Notifying Health Canada of a change in benefits or risks
If you determined that there was no change to the benefits and risks of your medical device since the previous reporting period, you do not need to submit the summary report to Health Canada.
As specified in section 61.4(6) of the Regulations, the medical device licence holder must notify Health Canada in writing within 72 hours after concluding that there has been a change to what’s known about the device’s benefits and risks.

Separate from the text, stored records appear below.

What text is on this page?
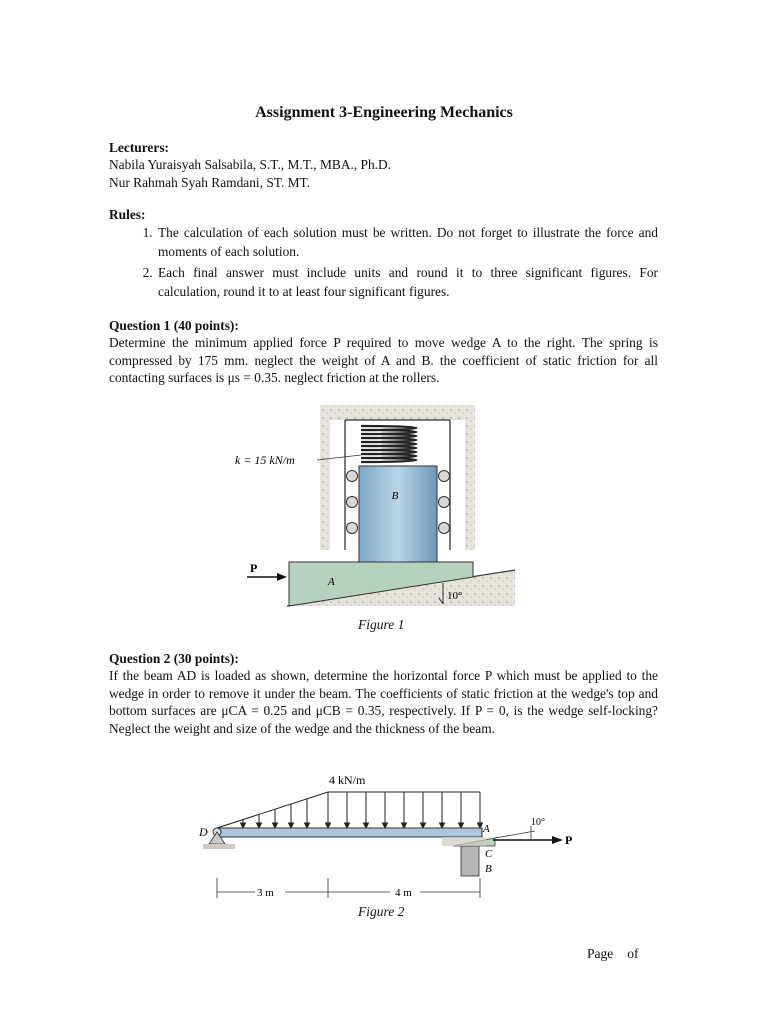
Assignment 3-Engineering Mechanics
Lecturers:
Nabila Yuraisyah Salsabila, S.T., M.T., MBA., Ph.D.
Nur Rahmah Syah Ramdani, ST. MT.
Rules:
1. The calculation of each solution must be written. Do not forget to illustrate the force and moments of each solution.
2. Each final answer must include units and round it to three significant figures. For calculation, round it to at least four significant figures.
Question 1 (40 points):
Determine the minimum applied force P required to move wedge A to the right. The spring is compressed by 175 mm. neglect the weight of A and B. the coefficient of static friction for all contacting surfaces is μs = 0.35. neglect friction at the rollers.
k = 15 kN/m
B
A
P
10°
Figure 1
Question 2 (30 points):
If the beam AD is loaded as shown, determine the horizontal force P which must be applied to the wedge in order to remove it under the beam. The coefficients of static friction at the wedge's top and bottom surfaces are μCA = 0.25 and μCB = 0.35, respectively. If P = 0, is the wedge self-locking? Neglect the weight and size of the wedge and the thickness of the beam.
4 kN/m
D	A
C
B
P
10°
3 m	4 m
Figure 2
Page of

Methods to notify Health Canada include:
- submission of an application for a medical device licence amendment under section 34 of the Regulations, such that the amendment addresses the identified change
- for Class III to IV devices, for example, see the guidance for the interpretation of a significant change of a medical device
- notification of a recall of the impacted device(s) as outlined in sections 63 to 65 of the Regulations, such that the recall addresses the identified change
- submission of the summary report
If your submission of the summary report is your way of notifying Health Canada about the identified change to the benefits and/or risks of a device, you must include in the notification:
- a cover letter indicating that the information is being sent to fulfill the summary report requirements and clearly identifying the significant change, as outlined in section 61.4(6) of the Regulations
- the most recently completed summary report
In many cases, the medical device licence holder will have identified a change to the benefits and/or risks of a device through the course of ongoing monitoring activities. As a result, the licence holder may have implemented preventive or corrective actions and notified Health Canada during the reporting period (before completing the summary report). If this is the case, the licence holder must document in the summary report that:
- any necessary preventive or corrective actions were already taken in relation to the identified change to the benefits and/or risks of the device
- Health Canada has already been notified (through a recall notification or submission of a licence amendment application, for example)
Note: Unless requested, do not submit the summary report if you have already notified Health Canada about a change you identified while completing the report. As specified above, this prior notification may have occurred through compliance with other regulatory requirements.
The notice and related documents must be submitted in either English or French.
To submit a summary report to us:
For questions about which changes in risks and benefits require notification, contact the Medical Devices Directorate at:
Requests for summary reports or supporting information
To determine whether a medical device still meets safety and effectiveness requirements after approval, the Minister may request one or more of the summary reports from the licence holder. The Minister may also ask for the information used to create them. The request may be made at any time. The Minister may set a date when the summary reports must be submitted to Health Canada.
Retention time for keeping summary reports
As a licence holder, you must keep for 7 years:
- copies of your summary reports and
- the information used to prepare the reports
The reports and supporting information must be maintained onsite or be easily accessible.
You should also keep data used to generate the reports for 7 years in case the statistical analyses need to be validated.
During inspections, Health Canada’s inspectors may ask to see your summary reports.